3rd Herbert Pell Cup

Event information
- Type: Challenge race for America's Cup
- Dates: 1977
- Host city: Newport, Rhode Island
- Boats: Sun City Yacht Club Royal Perth Yacht Club

Results
- Winner: Sun City Yacht Club

Succession
- Previous: 1977 Herbert Pell Cup
- Next: 1980 Herbert Pell Cup

= 1977 Herbert Pell Cup =

The 1977 Herbert Pell Cup was held in Newport, Rhode Island, United States in 1977. The winner, Australia, was awarded the Herbert Pell Cup and went on to challenge for the 1977 America's Cup.
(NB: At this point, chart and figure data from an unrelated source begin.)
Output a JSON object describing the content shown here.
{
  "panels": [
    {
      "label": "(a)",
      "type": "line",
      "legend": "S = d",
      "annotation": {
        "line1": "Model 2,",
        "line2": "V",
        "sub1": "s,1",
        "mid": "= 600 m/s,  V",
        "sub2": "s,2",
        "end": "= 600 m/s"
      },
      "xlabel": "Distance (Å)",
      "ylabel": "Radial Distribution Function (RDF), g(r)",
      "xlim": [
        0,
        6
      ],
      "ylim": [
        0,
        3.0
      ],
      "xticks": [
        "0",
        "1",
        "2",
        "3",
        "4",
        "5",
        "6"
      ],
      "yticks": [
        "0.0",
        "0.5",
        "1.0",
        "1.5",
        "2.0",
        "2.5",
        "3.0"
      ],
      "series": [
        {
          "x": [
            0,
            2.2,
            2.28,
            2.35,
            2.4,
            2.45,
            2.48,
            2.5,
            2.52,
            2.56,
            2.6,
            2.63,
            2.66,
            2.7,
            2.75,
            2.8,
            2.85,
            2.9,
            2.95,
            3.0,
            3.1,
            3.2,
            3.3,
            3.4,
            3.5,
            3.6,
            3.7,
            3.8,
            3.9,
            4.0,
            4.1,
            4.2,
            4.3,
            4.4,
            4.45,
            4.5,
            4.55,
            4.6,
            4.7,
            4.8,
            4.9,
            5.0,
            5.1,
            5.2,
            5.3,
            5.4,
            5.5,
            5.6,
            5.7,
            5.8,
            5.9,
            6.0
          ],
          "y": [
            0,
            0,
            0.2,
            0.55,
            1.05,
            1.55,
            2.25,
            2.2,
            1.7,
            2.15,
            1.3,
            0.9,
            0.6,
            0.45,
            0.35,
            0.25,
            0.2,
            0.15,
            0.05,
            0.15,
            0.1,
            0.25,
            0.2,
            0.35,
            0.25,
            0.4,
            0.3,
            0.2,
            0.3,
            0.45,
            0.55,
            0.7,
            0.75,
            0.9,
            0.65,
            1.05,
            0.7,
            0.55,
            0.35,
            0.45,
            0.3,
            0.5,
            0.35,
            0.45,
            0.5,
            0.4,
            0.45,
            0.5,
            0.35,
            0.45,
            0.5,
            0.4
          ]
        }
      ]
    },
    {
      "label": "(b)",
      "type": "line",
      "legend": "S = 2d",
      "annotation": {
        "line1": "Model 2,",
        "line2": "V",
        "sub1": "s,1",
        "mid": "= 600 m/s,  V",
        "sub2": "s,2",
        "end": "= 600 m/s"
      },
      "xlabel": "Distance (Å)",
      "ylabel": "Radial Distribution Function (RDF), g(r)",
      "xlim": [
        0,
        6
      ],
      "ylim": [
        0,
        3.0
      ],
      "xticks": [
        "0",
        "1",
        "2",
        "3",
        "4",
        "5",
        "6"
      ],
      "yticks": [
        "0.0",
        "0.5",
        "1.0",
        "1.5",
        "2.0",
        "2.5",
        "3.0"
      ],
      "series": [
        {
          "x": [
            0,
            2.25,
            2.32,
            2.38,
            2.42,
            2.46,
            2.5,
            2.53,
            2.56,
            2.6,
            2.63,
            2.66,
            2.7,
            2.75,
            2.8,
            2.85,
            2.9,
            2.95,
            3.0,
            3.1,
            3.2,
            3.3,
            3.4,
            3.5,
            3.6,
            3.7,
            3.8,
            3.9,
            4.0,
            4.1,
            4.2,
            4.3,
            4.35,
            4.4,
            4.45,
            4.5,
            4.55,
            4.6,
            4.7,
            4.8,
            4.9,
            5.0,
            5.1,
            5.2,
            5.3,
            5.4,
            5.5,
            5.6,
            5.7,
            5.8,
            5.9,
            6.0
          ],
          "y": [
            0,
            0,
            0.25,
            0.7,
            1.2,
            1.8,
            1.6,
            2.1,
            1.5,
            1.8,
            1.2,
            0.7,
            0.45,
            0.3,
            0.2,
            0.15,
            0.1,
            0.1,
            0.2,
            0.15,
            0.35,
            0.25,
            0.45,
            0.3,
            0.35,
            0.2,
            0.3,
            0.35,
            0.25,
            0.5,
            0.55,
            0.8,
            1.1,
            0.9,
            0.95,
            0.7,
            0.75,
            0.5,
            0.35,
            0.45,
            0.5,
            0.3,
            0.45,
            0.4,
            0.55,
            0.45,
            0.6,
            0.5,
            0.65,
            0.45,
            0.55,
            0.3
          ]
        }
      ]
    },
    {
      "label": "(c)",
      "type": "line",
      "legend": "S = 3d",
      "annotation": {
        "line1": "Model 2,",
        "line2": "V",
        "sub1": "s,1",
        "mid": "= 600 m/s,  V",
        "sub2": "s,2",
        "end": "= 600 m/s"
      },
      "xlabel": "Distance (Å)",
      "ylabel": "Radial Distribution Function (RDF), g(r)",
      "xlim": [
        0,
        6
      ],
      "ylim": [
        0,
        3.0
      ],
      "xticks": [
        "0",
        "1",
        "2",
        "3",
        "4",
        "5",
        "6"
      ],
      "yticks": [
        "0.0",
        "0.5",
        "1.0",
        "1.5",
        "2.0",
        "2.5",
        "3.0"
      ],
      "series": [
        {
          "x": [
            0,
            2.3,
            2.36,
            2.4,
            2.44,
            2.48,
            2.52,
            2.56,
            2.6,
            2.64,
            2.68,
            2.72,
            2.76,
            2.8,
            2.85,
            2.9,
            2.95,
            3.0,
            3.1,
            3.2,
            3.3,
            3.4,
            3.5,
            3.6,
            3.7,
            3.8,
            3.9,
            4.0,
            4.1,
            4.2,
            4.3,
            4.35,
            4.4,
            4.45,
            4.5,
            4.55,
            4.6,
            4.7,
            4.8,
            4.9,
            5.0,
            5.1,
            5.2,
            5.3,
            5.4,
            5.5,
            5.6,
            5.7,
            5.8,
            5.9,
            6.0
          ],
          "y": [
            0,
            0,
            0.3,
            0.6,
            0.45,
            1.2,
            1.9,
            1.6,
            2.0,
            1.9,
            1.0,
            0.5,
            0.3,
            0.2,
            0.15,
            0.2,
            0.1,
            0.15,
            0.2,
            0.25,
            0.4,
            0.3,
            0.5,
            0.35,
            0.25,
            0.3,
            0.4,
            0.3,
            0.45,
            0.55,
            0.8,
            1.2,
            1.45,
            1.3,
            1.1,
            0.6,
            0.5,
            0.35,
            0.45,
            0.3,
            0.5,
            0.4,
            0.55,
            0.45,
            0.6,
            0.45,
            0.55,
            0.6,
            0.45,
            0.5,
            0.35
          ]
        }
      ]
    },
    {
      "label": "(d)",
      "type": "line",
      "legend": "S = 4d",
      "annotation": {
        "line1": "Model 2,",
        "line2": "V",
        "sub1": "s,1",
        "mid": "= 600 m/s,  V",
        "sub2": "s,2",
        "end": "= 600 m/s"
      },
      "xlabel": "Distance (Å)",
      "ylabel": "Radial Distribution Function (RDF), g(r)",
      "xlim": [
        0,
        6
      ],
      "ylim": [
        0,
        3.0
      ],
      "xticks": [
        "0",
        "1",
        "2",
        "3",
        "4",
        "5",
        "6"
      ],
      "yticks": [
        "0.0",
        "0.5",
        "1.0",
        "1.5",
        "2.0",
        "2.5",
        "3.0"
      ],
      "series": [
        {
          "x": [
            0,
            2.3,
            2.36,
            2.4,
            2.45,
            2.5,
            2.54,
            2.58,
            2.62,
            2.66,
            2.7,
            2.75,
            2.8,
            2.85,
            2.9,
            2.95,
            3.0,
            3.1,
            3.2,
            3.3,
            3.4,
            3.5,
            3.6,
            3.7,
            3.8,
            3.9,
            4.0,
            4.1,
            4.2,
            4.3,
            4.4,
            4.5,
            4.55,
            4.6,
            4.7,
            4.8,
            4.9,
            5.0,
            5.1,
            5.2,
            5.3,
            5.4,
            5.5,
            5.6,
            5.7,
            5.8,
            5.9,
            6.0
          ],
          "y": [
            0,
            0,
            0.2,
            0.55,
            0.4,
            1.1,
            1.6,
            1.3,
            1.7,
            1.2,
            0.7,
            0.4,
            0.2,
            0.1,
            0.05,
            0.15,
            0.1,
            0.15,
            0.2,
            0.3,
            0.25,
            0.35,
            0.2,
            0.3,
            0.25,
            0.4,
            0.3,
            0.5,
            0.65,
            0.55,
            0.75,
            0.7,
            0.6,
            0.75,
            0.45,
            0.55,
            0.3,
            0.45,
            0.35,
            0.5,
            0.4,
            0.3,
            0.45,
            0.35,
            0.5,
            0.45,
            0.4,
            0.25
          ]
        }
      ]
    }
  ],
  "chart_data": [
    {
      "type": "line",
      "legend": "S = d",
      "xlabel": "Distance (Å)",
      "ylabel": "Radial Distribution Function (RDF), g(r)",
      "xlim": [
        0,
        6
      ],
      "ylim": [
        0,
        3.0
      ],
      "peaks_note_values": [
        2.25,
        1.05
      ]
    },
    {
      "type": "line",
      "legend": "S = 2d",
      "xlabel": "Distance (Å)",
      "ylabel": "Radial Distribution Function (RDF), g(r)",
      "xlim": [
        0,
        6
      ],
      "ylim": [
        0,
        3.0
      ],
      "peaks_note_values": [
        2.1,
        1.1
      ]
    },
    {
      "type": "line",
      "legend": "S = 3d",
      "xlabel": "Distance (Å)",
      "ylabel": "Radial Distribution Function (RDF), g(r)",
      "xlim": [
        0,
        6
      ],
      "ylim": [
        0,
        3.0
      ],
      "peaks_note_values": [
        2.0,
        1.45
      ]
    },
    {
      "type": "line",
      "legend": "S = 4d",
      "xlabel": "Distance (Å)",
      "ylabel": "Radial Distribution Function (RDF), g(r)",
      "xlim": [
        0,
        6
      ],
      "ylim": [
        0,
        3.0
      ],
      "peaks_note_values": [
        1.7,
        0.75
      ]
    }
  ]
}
In a defenders selection series that was held simultaneously, three boats competed for the right to defend the America's Cup.

==Teams==

===Australia (AUS)===
Representing the Sun City Yacht Club, Australia was owned by Alan Bond in his second challenge for the America's Cup. The boat was skippered by Noel Robins and the crew included John Bertrand, David Forbes, Michael Fletcher, Jack Baxter, John Longley, Scott McAllister and Kenneth Judge.

===Gretel II (AUS)===

Representing the Royal Perth Yacht Club, Gretel II had originally challenged for the 1970 America's Cup. The boat was skippered by Gordon Ingate.

===France (FRA)===
France was owned by Marcel Bich in his third consecutive challenge for the Cup. Bich had originally built a new boat, France II, however it proved slow in trials and Bich reverted to his original entry. The boat represented the Yacht Club of Hyéres and the afterguard included Bruno Trouble.

===Sverige (SWE)===
Sverige represented the Royal Gothenburg Yacht Club and was sponsored by Volvo. The team was skippered by Olympic silver medalist Pelle Petterson.

The team replaced traditional grinder stations with bicycle grinding stations below deck.